К бабушке нельзя было не относиться с преклонением - и не только за ее революционное мужество и беззаветную преданность служению народу, но и как к человеку. И поклеп Ив. Алексеевича Бунина на бабушку - в эпоху его "Окаянных дней" - был первым, хотя, к сожалению, не последним моим разочарованием в этом замечательном писателе.
Из-за печатной полемики по поводу Брешковской оборвались мои личные отношения с известным фельетонистом А. А. Яблоновским. Несколько лет мы состояли оба в правлении Союза писателей и журналистов в Париже. Много старше меня, Яблоновский относился ко мне очень дружелюбно, несмотря на ярую ненависть к социалистам. Он дружил со мной, как с москвичом и, главное, потому, что ему нравилось, как я говорил о своем отце. Вместе мы ездили из Парижа в Белград в качестве делегатов на съезд русских писателей и журналистов. Но когда Яблоновский в очередном фельетоне в гукасовском "Возрождении" до грубости вульгарно отозвался о дедушках и бабушках русской революции и, в частности, лично о Брешковской, я прервал отношения с ним и вышел из правления, в котором не считал возможным подавать руку одному из сочленов. Я был убежден, что моя реакция встретит сочувствие и подражание со стороны друзей и почитателей Брешковской. Этого не случилось. На опыте я познал, что не подать кому-либо руку - очень тягостно и требует большого напряжения от того, кто на это решается.

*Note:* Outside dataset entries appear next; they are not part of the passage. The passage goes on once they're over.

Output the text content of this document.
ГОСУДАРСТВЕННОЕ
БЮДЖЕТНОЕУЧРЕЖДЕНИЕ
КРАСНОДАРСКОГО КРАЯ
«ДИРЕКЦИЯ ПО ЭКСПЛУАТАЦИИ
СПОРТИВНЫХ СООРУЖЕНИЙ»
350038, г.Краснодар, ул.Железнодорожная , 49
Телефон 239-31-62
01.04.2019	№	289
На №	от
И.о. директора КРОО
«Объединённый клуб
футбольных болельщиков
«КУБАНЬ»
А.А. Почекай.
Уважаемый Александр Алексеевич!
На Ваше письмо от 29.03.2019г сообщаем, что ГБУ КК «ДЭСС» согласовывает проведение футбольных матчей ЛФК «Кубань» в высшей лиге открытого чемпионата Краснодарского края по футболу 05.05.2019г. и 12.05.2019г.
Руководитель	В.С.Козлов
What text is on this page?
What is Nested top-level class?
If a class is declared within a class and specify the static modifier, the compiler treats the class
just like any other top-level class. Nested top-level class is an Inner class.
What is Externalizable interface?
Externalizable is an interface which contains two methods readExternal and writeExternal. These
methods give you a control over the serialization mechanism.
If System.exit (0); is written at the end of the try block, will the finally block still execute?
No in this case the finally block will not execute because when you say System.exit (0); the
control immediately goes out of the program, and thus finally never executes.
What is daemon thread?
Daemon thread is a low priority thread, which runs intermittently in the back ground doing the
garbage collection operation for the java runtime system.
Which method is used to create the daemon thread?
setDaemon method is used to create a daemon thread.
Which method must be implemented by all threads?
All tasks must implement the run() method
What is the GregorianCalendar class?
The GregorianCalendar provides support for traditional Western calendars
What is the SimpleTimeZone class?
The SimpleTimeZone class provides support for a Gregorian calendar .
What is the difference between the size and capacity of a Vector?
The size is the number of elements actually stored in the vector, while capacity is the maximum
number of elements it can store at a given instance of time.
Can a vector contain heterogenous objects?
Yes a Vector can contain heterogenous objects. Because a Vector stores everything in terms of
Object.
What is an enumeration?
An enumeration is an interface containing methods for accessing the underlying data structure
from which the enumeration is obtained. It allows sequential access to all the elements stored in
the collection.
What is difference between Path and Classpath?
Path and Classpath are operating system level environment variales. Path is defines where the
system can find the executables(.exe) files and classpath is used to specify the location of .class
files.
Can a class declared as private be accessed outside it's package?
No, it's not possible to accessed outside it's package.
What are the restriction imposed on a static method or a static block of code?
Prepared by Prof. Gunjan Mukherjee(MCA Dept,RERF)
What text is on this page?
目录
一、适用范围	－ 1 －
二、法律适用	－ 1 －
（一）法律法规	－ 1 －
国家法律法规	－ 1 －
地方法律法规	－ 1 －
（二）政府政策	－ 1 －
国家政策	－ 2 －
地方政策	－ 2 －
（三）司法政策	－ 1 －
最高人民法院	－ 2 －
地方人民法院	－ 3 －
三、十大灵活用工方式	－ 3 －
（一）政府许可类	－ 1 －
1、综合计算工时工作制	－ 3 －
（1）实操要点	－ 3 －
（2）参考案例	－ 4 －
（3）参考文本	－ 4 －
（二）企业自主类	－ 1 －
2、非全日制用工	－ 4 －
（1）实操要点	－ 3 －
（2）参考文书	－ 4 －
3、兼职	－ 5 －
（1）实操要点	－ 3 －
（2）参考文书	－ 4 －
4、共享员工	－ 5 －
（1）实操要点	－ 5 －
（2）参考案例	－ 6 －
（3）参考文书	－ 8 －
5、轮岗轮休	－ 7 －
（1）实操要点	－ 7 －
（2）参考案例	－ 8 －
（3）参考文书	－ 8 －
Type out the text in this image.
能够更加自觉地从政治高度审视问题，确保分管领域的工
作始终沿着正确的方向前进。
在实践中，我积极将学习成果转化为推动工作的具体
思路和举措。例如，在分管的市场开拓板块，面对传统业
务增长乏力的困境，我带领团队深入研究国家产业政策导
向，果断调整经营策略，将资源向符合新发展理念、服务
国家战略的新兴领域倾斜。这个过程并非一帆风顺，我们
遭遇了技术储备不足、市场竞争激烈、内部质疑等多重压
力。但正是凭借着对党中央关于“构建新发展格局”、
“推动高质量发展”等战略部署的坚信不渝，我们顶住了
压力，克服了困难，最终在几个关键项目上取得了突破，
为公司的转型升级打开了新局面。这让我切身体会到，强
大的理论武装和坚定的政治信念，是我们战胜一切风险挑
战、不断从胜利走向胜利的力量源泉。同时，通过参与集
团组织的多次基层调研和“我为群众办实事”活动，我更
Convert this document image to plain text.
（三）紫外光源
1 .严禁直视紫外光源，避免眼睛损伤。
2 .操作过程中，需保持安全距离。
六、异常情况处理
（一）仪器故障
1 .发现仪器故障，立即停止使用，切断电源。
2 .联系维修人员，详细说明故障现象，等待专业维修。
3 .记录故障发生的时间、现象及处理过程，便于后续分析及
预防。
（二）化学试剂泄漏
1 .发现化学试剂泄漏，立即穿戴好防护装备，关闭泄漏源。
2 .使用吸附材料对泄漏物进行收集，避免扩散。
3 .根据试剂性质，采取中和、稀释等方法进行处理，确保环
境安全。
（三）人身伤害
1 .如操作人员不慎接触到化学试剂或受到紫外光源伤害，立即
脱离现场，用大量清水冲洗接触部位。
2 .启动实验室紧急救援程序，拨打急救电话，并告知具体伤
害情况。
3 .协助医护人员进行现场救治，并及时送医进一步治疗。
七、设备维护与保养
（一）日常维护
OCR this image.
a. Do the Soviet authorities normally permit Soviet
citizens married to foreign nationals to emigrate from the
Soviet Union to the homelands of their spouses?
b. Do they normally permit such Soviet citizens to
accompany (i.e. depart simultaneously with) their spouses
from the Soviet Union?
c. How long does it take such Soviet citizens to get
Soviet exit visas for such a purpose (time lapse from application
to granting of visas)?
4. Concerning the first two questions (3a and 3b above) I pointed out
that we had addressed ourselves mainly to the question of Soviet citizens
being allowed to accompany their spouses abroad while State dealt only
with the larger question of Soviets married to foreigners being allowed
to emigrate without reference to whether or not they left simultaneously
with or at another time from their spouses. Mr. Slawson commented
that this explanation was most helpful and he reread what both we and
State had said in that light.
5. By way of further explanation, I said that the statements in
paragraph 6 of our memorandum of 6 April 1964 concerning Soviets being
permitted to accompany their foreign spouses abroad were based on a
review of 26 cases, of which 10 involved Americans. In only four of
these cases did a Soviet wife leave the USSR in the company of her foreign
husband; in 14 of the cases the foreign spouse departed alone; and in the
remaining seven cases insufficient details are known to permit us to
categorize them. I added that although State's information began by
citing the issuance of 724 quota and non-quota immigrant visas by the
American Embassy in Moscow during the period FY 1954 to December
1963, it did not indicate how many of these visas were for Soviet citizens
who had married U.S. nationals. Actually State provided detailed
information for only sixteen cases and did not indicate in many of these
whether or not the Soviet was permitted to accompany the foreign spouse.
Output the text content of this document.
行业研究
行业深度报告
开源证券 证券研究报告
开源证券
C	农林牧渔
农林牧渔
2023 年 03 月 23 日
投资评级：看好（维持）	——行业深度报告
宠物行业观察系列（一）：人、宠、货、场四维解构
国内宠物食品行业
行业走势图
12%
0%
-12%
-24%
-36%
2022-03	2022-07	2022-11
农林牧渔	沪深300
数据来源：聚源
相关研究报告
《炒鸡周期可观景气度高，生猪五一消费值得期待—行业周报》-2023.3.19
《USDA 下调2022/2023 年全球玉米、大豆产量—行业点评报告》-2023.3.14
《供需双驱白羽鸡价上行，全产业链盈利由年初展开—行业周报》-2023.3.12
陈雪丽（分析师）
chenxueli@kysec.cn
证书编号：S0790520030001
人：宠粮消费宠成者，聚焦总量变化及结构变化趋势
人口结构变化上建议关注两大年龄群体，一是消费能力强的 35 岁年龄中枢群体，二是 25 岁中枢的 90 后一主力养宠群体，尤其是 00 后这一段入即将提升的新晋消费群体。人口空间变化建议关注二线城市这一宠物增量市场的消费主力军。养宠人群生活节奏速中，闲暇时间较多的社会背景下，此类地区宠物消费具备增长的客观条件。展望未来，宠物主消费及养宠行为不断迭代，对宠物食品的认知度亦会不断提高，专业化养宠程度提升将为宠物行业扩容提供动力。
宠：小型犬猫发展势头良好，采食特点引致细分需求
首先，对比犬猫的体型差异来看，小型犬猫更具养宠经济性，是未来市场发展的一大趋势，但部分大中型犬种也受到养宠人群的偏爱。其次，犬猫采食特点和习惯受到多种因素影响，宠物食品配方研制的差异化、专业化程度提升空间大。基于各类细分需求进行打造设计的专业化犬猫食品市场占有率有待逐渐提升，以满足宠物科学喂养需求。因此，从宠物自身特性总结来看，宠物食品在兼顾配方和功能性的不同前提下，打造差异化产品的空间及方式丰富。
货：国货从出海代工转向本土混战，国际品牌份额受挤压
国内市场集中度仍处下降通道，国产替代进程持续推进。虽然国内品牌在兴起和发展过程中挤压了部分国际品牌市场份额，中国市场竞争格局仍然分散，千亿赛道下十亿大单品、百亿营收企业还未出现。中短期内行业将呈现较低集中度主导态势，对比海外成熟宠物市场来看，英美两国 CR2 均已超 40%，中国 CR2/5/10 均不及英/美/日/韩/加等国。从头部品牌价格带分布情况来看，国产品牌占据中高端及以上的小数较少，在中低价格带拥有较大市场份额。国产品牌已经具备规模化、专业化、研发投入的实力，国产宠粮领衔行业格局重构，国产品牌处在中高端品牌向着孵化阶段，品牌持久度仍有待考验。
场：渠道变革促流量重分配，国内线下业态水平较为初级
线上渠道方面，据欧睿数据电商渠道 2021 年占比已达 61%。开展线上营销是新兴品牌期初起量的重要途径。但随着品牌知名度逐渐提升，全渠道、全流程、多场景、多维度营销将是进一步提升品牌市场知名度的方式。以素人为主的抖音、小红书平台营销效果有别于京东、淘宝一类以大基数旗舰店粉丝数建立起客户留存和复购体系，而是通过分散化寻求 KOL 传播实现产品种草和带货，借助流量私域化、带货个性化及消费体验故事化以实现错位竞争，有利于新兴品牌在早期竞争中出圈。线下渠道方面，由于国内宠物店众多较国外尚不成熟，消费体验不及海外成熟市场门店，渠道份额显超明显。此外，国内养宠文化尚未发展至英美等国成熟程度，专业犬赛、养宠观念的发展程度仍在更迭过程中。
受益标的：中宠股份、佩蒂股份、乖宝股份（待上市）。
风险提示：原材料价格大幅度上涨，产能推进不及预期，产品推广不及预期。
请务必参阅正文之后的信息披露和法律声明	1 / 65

Осипа Соломоновича Минора я знал еще с пятого года, со съезда партии. Это был удивительный человек, и в преклонные годы сохранивший и юношеский жар, и простодушное незнание жизни. Он был бессребренник в самом полном смысле этого слова: никогда не имел сам ни гроша и не знал цены деньгам, если они не идут на дело или на помощь ближнему. Минор бывал и святым, и, как все святые, фанатиком.